Osterberg will make the final decision one HRTV's multicast future since the student group uses College Web space.

"Since video broadcasting and multicasting is a resource-intensive operation, it's something that has to be worked out, and discussed, before jumping head-first into," he says.

Kosberg is confident, however, that Osterberg will clear the necessary hurdles for the multicasting, and that HRTV will be beamed into dorm rooms in the not-too-far distant future.

"HRTV's goal is still to have our multicast channel up and running by April," he wrote in an e-mail message.

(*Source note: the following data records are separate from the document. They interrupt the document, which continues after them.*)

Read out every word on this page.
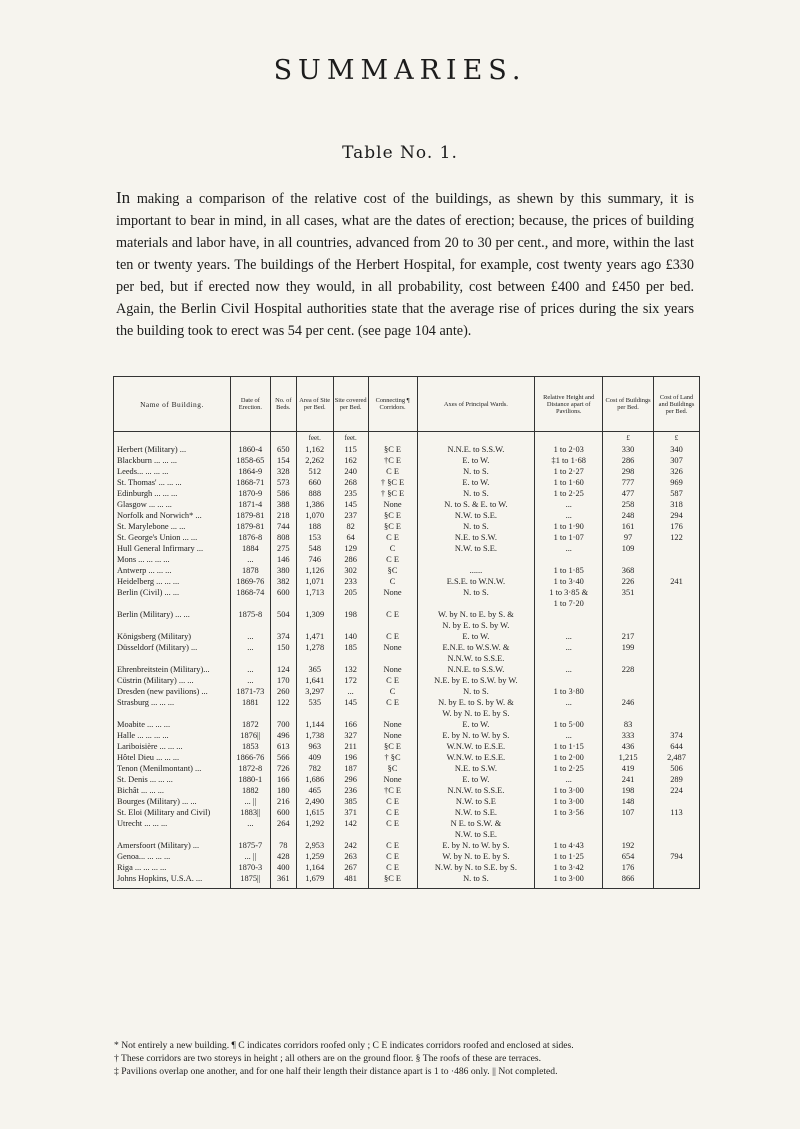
SUMMARIES.
Table No. 1.

In making a comparison of the relative cost of the buildings, as shewn by this summary, it is important to bear in mind, in all cases, what are the dates of erection; because, the prices of building materials and labor have, in all countries, advanced from 20 to 30 per cent., and more, within the last ten or twenty years. The buildings of the Herbert Hospital, for example, cost twenty years ago £330 per bed, but if erected now they would, in all probability, cost between £400 and £450 per bed. Again, the Berlin Civil Hospital authorities state that the average rise of prices during the six years the building took to erect was 54 per cent. (see page 104 ante).

Name of Building.	Date of Erection.	No. of Beds.	Area of Site per Bed.	Site covered per Bed.	Connecting ¶ Corridors.	Axes of Principal Wards.	Relative Height and Distance apart of Pavilions.	Cost of Buildings per Bed.	Cost of Land and Buildings per Bed.
			feet.	feet.				£	£
Herbert (Military) ...	1860-4	650	1,162	115	§C E	N.N.E. to S.S.W.	1 to 2·03	330	340
Blackburn ... ... ...	1858-65	154	2,262	162	†C E	E. to W.	‡1 to 1·68	286	307
Leeds... ... ... ...	1864-9	328	512	240	C E	N. to S.	1 to 2·27	298	326
St. Thomas' ... ... ...	1868-71	573	660	268	† §C E	E. to W.	1 to 1·60	777	969
Edinburgh ... ... ...	1870-9	586	888	235	† §C E	N. to S.	1 to 2·25	477	587
Glasgow ... ... ...	1871-4	388	1,386	145	None	N. to S. & E. to W.	...	258	318
Norfolk and Norwich* ...	1879-81	218	1,070	237	§C E	N.W. to S.E.	...	248	294
St. Marylebone ... ...	1879-81	744	188	82	§C E	N. to S.	1 to 1·90	161	176
St. George's Union ... ...	1876-8	808	153	64	C E	N.E. to S.W.	1 to 1·07	97	122
Hull General Infirmary ...	1884	275	548	129	C	N.W. to S.E.	...	109	
Mons ... ... ... ...	...	146	746	286	C E				
Antwerp ... ... ...	1878	380	1,126	302	§C	......	1 to 1·85	368	
Heidelberg ... ... ...	1869-76	382	1,071	233	C	E.S.E. to W.N.W.	1 to 3·40	226	241
Berlin (Civil) ... ...	1868-74	600	1,713	205	None	N. to S.	1 to 3·85 &	351	
							1 to 7·20		
Berlin (Military) ... ...	1875-8	504	1,309	198	C E	W. by N. to E. by S. &			
						N. by E. to S. by W.			
Königsberg (Military)	...	374	1,471	140	C E	E. to W.	...	217	
Düsseldorf (Military) ...	...	150	1,278	185	None	E.N.E. to W.S.W. &	...	199	
						N.N.W. to S.S.E.			
Ehrenbreitstein (Military)...	...	124	365	132	None	N.N.E. to S.S.W.	...	228	
Cüstrin (Military) ... ...	...	170	1,641	172	C E	N.E. by E. to S.W. by W.			
Dresden (new pavilions) ...	1871-73	260	3,297	...	C	N. to S.	1 to 3·80		
Strasburg ... ... ...	1881	122	535	145	C E	N. by E. to S. by W. &	...	246	
						W. by N. to E. by S.			
Moabite ... ... ...	1872	700	1,144	166	None	E. to W.	1 to 5·00	83	
Halle ... ... ... ...	1876||	496	1,738	327	None	E. by N. to W. by S.	...	333	374
Lariboisière ... ... ...	1853	613	963	211	§C E	W.N.W. to E.S.E.	1 to 1·15	436	644
Hôtel Dieu ... ... ...	1866-76	566	409	196	† §C	W.N.W. to E.S.E.	1 to 2·00	1,215	2,487
Tenon (Menilmontant) ...	1872-8	726	782	187	§C	N.E. to S.W.	1 to 2·25	419	506
St. Denis ... ... ...	1880-1	166	1,686	296	None	E. to W.	...	241	289
Bichât ... ... ...	1882	180	465	236	†C E	N.N.W. to S.S.E.	1 to 3·00	198	224
Bourges (Military) ... ...	... ||	216	2,490	385	C E	N.W. to S.E	1 to 3·00	148	
St. Eloi (Military and Civil)	1883||	600	1,615	371	C E	N.W. to S.E.	1 to 3·56	107	113
Utrecht ... ... ...	...	264	1,292	142	C E	N E. to S.W. &			
						N.W. to S.E.			
Amersfoort (Military) ...	1875-7	78	2,953	242	C E	E. by N. to W. by S.	1 to 4·43	192	
Genoa... ... ... ...	... ||	428	1,259	263	C E	W. by N. to E. by S.	1 to 1·25	654	794
Riga ... ... ... ...	1870-3	400	1,164	267	C E	N.W. by N. to S.E. by S.	1 to 3·42	176	
Johns Hopkins, U.S.A. ...	1875||	361	1,679	481	§C E	N. to S.	1 to 3·00	866	
* Not entirely a new building. ¶ C indicates corridors roofed only ; C E indicates corridors roofed and enclosed at sides.
† These corridors are two storeys in height ; all others are on the ground floor. § The roofs of these are terraces.
‡ Pavilions overlap one another, and for one half their length their distance apart is 1 to ·486 only. || Not completed.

Doyle says Harvard's network administrators have nothing but cold feet, and the multicasting project will actually use little of their server space.

"It sounds like some network administrators have been a little afraid of it because it turns the model of the network into something like a television network," he says.

"It is something that can be done properly, and controlling the amount of video data is not a big problem." Doyle says. "It just has to be understood."

So the night may soon come when Harvard students gather 'round their laptops in Lamont to watch the latest episode of "TCR."

And although it isn't cable, for Kosberg and his audience-starved troops, it'll do just fine.